Der Leopard

Vittorio Turco mag kleine Lokale. Jetzt hat er wieder eines, ein sehr kleines

Stadtleben | LOKALKRITIK: FLORIAN HOL ZE R | aus FALTER 36/14 vom 03.09.2014


Foto: Heribert Corn

Foto: Heribert Corn

Wenn nicht offen ist, ist das O Sicilia kaum zu bemerken. Ein winziges, unglaublich niedriges Gewölbe, unauffällig, kaum ein Schild weist auf den neuen Italiener in der Sonnenfelsgasse hin. Wenn das Lokal offen hat, ist es aber trotz Unauffälligkeit voll. Und erinnert an ähnliche, ebenso unauffällige Osterien in Palermo, die dort in irgendwelchen niedrigen Gewölben untergebracht sind (wo man allerdings nicht von Nachbarn fotografiert wird, wenn man um halb neun ein Glas Prosecco vorm Lokal trinkt …).

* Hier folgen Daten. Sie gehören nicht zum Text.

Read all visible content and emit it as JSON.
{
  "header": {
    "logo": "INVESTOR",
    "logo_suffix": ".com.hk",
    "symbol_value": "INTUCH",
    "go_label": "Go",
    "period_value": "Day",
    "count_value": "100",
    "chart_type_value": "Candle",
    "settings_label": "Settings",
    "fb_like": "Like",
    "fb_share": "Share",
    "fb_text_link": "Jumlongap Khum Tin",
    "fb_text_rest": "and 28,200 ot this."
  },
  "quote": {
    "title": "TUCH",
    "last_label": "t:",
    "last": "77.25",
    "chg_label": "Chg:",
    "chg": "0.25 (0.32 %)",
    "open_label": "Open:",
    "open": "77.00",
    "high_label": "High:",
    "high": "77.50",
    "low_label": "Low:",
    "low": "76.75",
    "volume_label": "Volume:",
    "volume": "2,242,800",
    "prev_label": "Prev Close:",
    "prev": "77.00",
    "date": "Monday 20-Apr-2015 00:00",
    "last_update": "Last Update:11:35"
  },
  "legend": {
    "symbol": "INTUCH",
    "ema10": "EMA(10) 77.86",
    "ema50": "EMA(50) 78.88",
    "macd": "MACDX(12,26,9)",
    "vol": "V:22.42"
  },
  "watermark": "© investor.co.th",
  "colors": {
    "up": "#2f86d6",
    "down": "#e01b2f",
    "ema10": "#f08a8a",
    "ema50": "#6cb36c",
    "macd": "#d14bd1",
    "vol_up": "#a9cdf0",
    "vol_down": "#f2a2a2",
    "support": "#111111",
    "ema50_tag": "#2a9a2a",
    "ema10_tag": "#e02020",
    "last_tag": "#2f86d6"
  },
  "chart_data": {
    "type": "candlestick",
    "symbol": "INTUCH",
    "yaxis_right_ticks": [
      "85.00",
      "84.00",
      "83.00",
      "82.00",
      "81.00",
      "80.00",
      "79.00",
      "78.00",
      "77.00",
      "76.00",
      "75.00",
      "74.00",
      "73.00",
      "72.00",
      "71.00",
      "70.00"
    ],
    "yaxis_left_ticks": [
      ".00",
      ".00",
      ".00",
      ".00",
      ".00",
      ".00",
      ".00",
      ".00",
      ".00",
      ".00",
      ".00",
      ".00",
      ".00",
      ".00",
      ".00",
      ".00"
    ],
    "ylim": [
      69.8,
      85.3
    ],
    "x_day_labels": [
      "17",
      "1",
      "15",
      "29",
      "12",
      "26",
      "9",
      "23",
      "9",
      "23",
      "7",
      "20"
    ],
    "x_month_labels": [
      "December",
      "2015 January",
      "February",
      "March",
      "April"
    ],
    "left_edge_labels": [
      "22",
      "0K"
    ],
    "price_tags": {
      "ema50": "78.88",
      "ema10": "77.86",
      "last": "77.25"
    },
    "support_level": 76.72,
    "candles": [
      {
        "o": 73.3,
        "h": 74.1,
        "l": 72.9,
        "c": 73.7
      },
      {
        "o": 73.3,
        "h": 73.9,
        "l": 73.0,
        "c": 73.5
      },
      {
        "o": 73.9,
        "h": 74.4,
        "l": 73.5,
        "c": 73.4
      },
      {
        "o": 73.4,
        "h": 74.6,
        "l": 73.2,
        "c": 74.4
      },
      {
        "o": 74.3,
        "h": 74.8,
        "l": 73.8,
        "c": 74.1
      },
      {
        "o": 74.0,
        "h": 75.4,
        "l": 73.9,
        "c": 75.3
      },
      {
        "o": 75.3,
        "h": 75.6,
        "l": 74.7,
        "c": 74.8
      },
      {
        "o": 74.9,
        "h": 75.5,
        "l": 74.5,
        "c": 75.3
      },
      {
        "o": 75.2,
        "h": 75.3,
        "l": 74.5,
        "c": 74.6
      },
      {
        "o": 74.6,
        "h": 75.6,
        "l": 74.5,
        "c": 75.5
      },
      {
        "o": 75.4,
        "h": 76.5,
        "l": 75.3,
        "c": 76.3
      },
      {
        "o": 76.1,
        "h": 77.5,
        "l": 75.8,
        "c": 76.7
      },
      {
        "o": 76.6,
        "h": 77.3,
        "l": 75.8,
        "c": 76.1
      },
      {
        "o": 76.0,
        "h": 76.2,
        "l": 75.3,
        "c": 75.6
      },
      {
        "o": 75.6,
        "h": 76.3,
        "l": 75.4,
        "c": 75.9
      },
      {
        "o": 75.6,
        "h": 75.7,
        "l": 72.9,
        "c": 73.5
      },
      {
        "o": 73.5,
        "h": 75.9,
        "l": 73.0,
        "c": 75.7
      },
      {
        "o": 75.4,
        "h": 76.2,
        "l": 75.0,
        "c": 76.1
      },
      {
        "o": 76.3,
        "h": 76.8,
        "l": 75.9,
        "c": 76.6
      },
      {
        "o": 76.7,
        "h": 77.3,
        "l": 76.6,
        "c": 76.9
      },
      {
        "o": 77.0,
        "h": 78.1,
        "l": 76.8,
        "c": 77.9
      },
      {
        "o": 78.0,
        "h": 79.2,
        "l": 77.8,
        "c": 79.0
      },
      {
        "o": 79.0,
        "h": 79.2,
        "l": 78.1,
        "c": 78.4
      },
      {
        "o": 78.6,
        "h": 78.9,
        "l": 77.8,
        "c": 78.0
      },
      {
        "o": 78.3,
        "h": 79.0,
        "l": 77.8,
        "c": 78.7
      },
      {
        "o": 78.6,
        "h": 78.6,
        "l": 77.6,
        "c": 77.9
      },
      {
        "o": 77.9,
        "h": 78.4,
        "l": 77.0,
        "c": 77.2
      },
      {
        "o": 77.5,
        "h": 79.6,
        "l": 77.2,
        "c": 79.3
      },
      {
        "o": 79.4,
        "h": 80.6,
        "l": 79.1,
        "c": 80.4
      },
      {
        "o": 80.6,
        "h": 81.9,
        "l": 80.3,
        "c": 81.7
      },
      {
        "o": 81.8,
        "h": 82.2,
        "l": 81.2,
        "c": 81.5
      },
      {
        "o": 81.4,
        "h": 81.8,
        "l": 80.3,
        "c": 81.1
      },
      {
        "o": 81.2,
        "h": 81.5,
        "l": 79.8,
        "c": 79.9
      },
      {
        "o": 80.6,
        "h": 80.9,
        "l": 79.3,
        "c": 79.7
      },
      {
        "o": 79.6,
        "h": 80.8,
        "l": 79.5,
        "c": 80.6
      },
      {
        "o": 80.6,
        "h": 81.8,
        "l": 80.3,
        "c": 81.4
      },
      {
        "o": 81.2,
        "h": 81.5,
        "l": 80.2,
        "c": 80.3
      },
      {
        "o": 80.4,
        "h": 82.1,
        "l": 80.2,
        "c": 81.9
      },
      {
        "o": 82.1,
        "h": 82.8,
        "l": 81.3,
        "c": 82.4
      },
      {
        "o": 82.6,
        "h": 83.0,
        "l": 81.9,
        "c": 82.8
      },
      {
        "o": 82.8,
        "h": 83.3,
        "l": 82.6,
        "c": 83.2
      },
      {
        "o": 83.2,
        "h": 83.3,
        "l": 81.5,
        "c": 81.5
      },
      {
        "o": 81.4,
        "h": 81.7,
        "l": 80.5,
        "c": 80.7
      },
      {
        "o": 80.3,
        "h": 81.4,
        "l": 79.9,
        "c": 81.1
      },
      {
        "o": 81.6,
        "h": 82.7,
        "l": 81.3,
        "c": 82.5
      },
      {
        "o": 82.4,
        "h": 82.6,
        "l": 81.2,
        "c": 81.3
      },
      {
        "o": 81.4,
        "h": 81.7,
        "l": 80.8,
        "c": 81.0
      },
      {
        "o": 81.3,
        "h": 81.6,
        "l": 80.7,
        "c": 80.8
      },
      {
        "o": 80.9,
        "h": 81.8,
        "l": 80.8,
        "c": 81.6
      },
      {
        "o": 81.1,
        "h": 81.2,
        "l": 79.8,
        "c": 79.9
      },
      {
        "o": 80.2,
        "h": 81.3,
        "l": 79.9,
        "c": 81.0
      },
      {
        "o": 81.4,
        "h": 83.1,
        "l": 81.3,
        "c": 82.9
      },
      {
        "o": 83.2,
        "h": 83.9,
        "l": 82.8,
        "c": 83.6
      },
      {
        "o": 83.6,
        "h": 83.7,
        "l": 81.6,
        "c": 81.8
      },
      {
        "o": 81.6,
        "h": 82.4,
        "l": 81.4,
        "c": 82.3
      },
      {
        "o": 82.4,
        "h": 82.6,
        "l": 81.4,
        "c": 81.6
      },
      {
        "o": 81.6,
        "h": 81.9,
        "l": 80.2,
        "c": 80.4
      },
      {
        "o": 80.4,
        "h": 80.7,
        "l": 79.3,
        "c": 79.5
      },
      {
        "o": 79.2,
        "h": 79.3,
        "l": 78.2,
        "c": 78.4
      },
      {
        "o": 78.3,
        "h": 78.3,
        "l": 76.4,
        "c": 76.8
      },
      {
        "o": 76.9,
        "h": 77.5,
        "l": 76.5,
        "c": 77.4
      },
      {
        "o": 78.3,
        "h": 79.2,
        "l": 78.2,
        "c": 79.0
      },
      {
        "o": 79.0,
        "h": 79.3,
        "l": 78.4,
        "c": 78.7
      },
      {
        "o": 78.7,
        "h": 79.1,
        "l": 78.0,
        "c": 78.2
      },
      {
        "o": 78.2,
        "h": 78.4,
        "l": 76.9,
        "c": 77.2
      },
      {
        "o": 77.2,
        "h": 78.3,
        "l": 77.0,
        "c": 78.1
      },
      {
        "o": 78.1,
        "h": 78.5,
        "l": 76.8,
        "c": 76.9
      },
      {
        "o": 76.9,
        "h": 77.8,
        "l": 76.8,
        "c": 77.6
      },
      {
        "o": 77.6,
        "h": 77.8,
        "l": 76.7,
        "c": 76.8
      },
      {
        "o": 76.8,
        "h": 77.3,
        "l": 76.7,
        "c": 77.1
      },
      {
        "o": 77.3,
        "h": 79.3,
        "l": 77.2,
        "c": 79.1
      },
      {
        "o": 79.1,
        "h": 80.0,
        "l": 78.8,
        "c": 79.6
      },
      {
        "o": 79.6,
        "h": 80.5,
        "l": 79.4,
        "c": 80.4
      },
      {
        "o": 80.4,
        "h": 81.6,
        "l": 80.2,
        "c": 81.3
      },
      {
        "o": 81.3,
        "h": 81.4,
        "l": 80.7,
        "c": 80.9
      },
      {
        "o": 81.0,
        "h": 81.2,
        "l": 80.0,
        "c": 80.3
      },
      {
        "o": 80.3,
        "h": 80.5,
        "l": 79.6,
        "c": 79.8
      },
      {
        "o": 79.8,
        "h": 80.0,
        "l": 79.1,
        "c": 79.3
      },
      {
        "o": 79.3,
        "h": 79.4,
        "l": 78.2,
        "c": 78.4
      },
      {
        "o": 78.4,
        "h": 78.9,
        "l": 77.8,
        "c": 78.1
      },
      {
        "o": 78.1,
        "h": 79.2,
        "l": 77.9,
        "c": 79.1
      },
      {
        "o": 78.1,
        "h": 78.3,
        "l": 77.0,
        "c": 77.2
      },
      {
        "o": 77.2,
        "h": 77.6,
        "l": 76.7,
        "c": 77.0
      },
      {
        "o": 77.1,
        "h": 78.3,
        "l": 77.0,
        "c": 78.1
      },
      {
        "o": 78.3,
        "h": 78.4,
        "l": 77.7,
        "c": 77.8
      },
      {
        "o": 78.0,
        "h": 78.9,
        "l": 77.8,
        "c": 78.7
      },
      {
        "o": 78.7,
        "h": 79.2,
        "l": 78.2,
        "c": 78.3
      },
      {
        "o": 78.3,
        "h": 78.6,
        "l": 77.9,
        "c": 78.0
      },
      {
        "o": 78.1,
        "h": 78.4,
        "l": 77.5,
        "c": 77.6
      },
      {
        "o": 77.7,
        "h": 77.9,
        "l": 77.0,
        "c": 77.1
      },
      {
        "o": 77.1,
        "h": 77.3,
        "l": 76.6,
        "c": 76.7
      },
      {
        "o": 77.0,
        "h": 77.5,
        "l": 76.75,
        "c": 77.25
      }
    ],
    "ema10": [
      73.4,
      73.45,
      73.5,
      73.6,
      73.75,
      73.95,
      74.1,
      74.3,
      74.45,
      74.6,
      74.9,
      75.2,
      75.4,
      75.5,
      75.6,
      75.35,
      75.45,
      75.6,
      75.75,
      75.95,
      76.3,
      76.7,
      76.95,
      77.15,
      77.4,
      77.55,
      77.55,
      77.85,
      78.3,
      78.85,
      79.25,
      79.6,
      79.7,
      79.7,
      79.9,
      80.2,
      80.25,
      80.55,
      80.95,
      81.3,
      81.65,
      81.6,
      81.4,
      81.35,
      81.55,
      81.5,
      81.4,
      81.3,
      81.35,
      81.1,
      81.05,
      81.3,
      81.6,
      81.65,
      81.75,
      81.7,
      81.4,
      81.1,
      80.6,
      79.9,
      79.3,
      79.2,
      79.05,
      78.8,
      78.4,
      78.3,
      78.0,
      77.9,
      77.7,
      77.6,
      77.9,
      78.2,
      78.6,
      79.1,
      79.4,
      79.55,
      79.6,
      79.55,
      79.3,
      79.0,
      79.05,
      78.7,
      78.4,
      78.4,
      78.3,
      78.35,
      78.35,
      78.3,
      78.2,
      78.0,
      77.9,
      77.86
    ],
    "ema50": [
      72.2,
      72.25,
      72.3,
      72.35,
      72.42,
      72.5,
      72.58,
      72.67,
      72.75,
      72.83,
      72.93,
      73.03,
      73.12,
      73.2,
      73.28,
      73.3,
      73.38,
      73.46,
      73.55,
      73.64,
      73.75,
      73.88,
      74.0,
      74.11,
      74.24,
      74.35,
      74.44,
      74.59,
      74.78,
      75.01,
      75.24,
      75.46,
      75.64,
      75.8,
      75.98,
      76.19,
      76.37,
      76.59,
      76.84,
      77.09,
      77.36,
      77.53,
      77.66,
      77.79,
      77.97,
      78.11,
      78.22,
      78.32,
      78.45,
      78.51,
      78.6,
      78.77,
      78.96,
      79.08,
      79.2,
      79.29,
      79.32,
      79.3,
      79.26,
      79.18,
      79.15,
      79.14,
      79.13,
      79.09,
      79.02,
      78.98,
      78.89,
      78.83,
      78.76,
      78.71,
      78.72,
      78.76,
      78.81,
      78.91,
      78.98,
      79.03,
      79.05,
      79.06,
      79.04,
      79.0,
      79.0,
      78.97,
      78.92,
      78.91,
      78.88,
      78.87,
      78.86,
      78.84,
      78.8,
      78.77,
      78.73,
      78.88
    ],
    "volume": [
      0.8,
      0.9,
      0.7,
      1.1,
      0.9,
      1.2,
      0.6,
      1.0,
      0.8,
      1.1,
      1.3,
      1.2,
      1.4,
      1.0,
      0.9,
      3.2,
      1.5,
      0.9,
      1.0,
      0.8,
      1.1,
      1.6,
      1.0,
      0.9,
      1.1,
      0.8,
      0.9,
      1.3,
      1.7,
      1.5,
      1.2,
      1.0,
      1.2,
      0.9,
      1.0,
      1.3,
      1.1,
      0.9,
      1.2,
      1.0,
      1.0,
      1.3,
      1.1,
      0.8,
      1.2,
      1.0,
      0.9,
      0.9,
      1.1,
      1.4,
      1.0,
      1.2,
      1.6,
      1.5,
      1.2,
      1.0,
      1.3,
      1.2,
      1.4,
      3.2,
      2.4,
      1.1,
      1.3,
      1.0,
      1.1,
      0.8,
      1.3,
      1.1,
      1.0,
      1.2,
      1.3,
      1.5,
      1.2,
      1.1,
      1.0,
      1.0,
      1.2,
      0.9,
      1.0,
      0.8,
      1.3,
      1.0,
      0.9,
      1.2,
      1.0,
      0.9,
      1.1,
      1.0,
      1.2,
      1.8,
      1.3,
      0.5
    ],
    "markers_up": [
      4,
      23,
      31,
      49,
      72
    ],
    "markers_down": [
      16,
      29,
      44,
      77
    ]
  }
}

Vittorio Turco kommt aus Palermo, in Wien wurde er mit seinem Minilokal Pronto bekannt, danach kochte er eine Zeit lang in der Kumpfgasse in seinem Da Vitti, im Cucinoto wurde er für seine Seeigel-Pasta sehr gelobt. Vittorio Turco ist in der Szene durchaus ein Begriff, die Schar seiner Stammkunden und Fans ist groß. Keine schlechte Voraussetzung, um wieder ein eigenes, kleines Lokal aufzumachen.

Irgendwann sei hier ein Animierlokal drin gewesen, weiß Turco, und danach hätte hier ein Türke namens Turka Imbisse zubereitet. Turco lacht. Er kennt das Wiener Publikum jetzt seit vielen Jahren, weiß, was er ihm zutrauen kann und was er selber essen muss, weil es niemand zu bestellen wagt. Dazu gehören leider auch so ziemlich alle sizilianischen Spezialitäten, weshalb er sie gar nicht erst auf die Karte schreibt und man da daher nur von Dingen liest, die garantiert jeder kennt und mag.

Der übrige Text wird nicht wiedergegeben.